HOUSTON—Perhaps no other single ingredient in rubber manufacturing is scrutinized under the sustainability microscope as much as carbon black.
The additive that provides unique strength and protection properties for millions of tire and non-tire rubber and specialty products has recast the vernacular for sustainability and its accompanying iterations, bringing circularity, recyclability, recoverability and renewability into the fold.
For Houston-based Orion S.A., a global supplier of rubber and specialty CBs, sustainability also means ensuring that environmental efforts benefit the regions where its 15 international carbon black production plants exist.
"The ability to adapt and be resilient to climate change will become increasingly important for carbon black producers," Corning Painter, CEO of Orion S.A., told Rubber News from his office in Houston. "Orion serves as a compelling case study."
To wit, the CB manufacturer that traces its roots back 160 years to Germany recently engineered a new water treatment system in Nelson Mandela Bay Municipality in South Africa, rescuing effluent water from a nearby sewage treatment plant, filtering it once more on-site and using the gray water for CB production.

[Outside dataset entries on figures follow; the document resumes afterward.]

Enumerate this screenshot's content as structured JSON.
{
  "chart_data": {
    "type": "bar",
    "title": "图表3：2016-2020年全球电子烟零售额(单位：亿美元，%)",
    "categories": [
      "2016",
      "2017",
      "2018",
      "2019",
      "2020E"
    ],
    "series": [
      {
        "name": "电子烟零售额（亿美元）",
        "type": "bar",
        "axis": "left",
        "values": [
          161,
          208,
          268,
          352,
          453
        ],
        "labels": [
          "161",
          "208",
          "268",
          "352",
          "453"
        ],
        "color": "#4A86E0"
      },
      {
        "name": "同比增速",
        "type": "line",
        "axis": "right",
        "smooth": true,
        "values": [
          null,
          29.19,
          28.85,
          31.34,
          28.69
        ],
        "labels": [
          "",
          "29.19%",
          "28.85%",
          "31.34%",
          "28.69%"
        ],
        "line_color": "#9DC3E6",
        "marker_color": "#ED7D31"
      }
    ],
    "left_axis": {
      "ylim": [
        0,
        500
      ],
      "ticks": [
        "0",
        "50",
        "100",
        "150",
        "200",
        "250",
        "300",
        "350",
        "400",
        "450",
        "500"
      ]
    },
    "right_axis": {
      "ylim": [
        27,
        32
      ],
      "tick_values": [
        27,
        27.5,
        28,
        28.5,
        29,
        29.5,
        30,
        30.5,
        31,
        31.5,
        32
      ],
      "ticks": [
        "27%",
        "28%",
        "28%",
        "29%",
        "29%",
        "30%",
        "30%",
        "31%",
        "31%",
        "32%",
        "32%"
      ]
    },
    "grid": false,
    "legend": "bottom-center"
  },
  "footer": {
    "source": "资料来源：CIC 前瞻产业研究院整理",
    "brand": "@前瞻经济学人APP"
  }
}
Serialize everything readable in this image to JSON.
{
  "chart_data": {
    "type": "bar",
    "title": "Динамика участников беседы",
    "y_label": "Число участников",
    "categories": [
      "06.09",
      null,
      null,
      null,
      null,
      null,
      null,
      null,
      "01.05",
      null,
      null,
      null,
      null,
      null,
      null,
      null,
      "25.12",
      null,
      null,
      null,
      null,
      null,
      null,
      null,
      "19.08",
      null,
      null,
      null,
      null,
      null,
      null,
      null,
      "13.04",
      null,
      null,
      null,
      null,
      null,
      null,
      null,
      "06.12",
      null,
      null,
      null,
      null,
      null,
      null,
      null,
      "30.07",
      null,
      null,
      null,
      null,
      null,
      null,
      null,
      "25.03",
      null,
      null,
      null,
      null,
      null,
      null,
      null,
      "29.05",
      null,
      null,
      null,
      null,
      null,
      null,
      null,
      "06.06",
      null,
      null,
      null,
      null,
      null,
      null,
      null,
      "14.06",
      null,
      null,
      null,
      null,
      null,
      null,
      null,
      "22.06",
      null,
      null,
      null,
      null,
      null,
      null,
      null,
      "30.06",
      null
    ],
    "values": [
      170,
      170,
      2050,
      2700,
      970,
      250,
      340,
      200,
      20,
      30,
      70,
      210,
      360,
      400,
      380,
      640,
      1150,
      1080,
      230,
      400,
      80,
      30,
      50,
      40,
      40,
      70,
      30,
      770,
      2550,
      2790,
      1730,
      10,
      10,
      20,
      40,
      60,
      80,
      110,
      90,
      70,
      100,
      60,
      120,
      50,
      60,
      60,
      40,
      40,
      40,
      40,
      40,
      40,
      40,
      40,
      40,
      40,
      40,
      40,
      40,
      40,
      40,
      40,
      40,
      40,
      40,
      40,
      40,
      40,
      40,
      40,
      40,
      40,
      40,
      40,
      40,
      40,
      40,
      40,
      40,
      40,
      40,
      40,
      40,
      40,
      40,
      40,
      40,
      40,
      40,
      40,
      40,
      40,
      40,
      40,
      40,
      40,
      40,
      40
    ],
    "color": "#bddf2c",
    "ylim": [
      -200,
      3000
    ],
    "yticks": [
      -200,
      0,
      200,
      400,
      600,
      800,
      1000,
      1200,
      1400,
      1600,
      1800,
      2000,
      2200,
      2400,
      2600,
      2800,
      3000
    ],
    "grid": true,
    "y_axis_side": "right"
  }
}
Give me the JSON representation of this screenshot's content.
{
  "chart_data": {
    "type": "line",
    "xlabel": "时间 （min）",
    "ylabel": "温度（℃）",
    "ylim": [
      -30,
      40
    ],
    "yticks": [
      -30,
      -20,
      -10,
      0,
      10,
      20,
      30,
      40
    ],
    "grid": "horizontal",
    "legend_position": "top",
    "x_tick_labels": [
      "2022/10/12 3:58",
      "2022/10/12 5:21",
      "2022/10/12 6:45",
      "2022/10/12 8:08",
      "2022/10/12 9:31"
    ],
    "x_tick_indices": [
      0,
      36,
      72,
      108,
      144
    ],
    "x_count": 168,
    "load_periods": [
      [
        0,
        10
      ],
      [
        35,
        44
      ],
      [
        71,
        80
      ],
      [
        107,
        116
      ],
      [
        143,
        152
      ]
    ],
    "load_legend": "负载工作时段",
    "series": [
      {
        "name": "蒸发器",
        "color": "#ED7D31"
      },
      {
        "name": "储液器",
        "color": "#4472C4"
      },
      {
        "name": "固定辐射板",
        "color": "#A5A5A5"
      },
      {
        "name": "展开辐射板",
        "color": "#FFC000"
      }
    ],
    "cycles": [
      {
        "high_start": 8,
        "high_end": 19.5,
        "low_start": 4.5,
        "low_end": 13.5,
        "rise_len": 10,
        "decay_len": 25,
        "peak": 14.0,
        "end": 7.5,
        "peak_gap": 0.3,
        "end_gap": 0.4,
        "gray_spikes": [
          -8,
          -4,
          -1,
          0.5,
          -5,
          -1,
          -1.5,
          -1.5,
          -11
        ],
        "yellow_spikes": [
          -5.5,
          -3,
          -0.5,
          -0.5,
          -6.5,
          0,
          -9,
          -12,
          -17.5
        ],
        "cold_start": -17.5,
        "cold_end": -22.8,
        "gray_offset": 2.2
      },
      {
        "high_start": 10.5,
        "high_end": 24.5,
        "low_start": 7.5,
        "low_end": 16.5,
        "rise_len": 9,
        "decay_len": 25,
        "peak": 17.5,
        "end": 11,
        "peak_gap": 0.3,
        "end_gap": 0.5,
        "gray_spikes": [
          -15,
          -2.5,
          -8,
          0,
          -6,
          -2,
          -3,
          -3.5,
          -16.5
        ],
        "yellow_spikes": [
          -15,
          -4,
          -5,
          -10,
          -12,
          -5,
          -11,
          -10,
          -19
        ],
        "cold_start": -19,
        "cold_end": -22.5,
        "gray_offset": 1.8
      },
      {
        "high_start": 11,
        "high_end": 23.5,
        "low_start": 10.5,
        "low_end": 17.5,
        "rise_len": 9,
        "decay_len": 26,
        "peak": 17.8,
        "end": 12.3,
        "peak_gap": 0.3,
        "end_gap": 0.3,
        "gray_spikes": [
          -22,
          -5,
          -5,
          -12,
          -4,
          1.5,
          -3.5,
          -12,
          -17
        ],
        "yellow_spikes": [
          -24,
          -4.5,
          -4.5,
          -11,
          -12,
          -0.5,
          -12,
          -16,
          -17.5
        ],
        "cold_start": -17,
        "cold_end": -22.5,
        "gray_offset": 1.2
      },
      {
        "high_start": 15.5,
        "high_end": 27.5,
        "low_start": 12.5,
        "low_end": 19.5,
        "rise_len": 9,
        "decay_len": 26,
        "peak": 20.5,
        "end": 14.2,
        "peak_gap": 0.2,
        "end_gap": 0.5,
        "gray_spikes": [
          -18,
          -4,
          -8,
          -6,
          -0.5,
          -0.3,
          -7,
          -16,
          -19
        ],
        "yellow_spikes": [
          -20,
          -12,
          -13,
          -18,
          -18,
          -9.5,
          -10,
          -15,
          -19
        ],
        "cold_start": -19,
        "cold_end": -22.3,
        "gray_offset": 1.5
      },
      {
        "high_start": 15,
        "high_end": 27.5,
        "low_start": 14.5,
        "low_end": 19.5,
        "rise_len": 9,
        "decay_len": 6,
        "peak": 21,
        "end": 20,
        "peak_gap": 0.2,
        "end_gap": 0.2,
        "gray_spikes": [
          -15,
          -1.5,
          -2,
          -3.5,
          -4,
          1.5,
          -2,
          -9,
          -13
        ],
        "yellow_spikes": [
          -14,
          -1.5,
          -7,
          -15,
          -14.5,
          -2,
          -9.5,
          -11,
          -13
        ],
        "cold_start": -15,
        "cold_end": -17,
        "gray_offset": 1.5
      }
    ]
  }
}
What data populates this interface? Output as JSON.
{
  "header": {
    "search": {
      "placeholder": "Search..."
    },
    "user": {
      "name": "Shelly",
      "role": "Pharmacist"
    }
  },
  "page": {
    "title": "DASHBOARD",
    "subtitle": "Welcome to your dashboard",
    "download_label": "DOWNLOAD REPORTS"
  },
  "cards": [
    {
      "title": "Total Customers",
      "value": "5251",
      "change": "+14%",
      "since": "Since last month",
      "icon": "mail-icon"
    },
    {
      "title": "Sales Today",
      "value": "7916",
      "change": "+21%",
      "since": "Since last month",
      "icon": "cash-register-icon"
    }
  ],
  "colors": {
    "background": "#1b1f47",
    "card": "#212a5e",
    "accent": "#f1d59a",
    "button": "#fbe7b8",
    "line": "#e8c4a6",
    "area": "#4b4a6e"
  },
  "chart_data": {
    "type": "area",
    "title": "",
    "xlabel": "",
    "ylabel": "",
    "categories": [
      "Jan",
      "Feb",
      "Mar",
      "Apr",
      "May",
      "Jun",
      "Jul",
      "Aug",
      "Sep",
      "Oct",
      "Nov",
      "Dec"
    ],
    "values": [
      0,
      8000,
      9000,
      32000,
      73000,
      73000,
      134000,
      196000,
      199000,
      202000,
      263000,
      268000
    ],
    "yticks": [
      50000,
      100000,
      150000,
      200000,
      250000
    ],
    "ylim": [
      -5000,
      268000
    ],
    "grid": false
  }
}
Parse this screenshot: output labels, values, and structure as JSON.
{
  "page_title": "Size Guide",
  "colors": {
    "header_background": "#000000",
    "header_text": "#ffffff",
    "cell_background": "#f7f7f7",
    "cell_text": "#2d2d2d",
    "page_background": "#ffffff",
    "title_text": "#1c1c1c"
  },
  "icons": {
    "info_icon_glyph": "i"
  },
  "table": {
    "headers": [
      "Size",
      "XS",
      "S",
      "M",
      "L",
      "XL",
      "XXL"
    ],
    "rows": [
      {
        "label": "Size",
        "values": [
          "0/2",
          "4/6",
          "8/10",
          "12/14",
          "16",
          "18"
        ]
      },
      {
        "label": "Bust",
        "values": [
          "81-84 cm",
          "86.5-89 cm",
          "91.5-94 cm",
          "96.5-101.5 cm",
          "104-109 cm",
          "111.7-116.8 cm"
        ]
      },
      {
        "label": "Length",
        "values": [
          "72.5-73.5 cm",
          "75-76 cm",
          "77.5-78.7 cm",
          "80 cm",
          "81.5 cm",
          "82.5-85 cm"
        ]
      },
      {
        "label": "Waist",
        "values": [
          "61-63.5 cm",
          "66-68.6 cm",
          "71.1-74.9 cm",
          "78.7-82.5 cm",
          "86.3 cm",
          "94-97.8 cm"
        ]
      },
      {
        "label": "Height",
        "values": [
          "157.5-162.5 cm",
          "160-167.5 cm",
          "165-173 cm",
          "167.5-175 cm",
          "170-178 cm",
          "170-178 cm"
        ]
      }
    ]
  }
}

Only two years ago, the South African municipality faced severe drought, pushing the region of 1.3 million people toward "day zero," when the potable freshwater taps could have turned off (but fortunately did not).
The 70-person Orion South Africa—the only CB producer in sub-Saharan Africa (Birla Carbon has a facility in Egypt)—also completed the move of its petroleum feedstock storage tanks from one end of Nelson Mandela Bay to the other, essentially keeping Orion in the region and allowing city planners to redevelop the area Orion vacated.